Chandler, Mary (DNB00)
|←Chandler, J. W.||Dictionary of National Biography, 1885-1900, Volume 10
|Chandler, Richard (d.1744)→|
CHANDLER, MARY (1687–1745), poetess, born at Malmesbury, Wiltshire, in 1687, was the eldest daughter of Henry Chandler, a dissenting minister, afterwards settled at Bath, her mother having been a Miss Bridgman of Marlborough, and one of her brothers being Dr. Samuel Chandler [q. v.] In her youth her spine became crooked, and her health suffered, yet she set up a shop in Bath about 1705, when not yet out of her teens, and enlivened her hours by writing rhyming riddles and poems to friends (ib. p. 353), and by reading poetry. The neighoouring gentry had her to visit them, among them being Mrs. Boteler, Mrs. Moor, Lady Russell, and the Duchess of Somerset. She was asked so frequently for copies of her verses that she at last resolved to print them. She was permitted to inscribe her book to the Princess Amelia. Swift's Mrs. Barber was her literary friend and neighbour, and she was also a friend of Elizabeth Rowe. Her volume is called 'A Description of Bath,' and going speedily through two editions, a third was issued m 1736, a fourth in 1738, and a fifth in 1741. A wealthy gentleman of sixty, struck with one of her poems, travelled eighty miles to see her, and, after buying a pair of gloves of her, offered to make her his wife, Miss Chandler turned the incident into verse, and a sixth edition of her book being called for in 1744, it appeared with a sub-title, 'To which is added a True Tale, by the same Author.' Soon afterwards Miss Chandler was able to retire from business; and she commenced a poem 'On the Attributes of God,' but this was never finished, for she died on 11 Sept. 1745.

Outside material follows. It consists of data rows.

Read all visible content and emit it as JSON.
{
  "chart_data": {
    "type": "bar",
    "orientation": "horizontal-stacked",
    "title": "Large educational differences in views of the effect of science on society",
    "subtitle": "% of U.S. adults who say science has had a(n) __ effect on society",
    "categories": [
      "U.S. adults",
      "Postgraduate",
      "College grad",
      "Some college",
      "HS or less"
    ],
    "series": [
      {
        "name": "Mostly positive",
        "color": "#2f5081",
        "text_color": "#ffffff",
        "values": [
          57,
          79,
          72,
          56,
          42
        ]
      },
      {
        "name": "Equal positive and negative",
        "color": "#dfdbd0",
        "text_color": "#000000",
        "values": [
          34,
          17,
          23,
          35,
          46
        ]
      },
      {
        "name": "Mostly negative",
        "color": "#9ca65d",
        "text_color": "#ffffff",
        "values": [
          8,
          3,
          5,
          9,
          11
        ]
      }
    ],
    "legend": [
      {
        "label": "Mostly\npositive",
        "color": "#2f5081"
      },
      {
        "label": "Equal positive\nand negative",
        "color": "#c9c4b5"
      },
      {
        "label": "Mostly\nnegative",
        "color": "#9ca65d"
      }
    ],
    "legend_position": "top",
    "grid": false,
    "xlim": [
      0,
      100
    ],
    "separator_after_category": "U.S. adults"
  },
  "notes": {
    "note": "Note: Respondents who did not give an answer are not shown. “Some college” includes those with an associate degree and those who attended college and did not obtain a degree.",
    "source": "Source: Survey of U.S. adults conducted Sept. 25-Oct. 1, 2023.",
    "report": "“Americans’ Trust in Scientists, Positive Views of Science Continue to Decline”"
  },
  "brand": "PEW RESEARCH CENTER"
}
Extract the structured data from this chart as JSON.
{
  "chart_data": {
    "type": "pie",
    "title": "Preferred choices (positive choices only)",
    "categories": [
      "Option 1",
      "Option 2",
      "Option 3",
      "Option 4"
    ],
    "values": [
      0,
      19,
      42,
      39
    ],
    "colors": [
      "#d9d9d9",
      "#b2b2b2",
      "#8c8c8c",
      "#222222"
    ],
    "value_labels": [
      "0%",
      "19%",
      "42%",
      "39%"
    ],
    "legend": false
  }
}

A seventh edition of her poems was issued in 1755, and an eighth in 1767. She dedicated her book to her brother John, and her 'Life,' in Theophilus Cibber's 'Lives of the Poets,' was written by her brother Samuel.
[Th. Cibber's Poets, v. 345-63; Nichols's Lit. Anecd. v. 304, 308; Mary Chandler's Description of Bath, 3rd ed. 1736, p. 21 et seq., and 6th ed. 1744, pp. 79-84.]